# Task


Calculate statistics for groups of words which are equal up to permutations of letters. For example, ‘emit’, ‘item’ and ‘time’ are the same words up to a permutation of letters. Determine such groups of words and sum all their counts. Apply stop words filter.

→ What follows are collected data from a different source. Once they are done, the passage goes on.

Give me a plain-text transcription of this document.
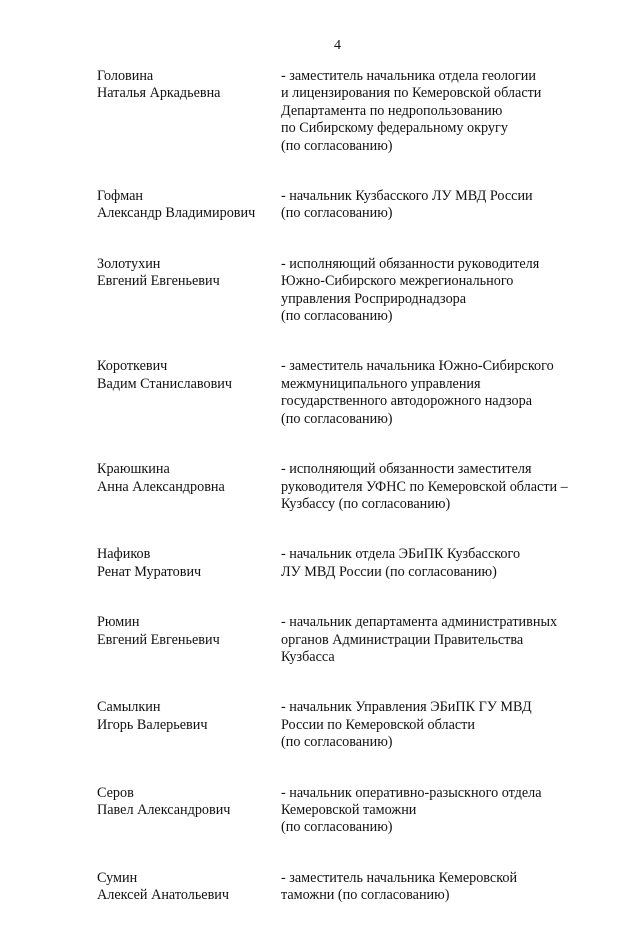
4
Головина
Наталья Аркадьевна
- заместитель начальника отдела геологии
и лицензирования по Кемеровской области
Департамента по недропользованию
по Сибирскому федеральному округу
(по согласованию)
Гофман
Александр Владимирович
- начальник Кузбасского ЛУ МВД России
(по согласованию)
Золотухин
Евгений Евгеньевич
- исполняющий обязанности руководителя
Южно-Сибирского межрегионального
управления Росприроднадзора
(по согласованию)
Короткевич
Вадим Станиславович
- заместитель начальника Южно-Сибирского
межмуниципального управления
государственного автодорожного надзора
(по согласованию)
Краюшкина
Анна Александровна
- исполняющий обязанности заместителя
руководителя УФНС по Кемеровской области –
Кузбассу (по согласованию)
Нафиков
Ренат Муратович
- начальник отдела ЭБиПК Кузбасского
ЛУ МВД России (по согласованию)
Рюмин
Евгений Евгеньевич
- начальник департамента административных
органов Администрации Правительства
Кузбасса
Самылкин
Игорь Валерьевич
- начальник Управления ЭБиПК ГУ МВД
России по Кемеровской области
(по согласованию)
Серов
Павел Александрович
- начальник оперативно-разыскного отдела
Кемеровской таможни
(по согласованию)
Сумин
Алексей Анатольевич
- заместитель начальника Кемеровской
таможни (по согласованию)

Filter out groups that consist of only one word.

Output: count of occurrences for the group of words, number of unique words in the group, comma-separated list of the words in the group in lexicographical order:

sum <tab> group size <tab> word1,word2,...

Example: assume ‘emit’ occurred 3 times, 'item' -- 2 times, 'time' -- 5 times; 3 + 2 + 5 = 10, group contains 3 words, so for this group result is:

10 3 emit,item,time

The result of the task is the output line with word ‘english’.

NB: Do not forget about the lexicographical order of words in the group: 'emit,item,time' is OK, 'emit,time,item' is not.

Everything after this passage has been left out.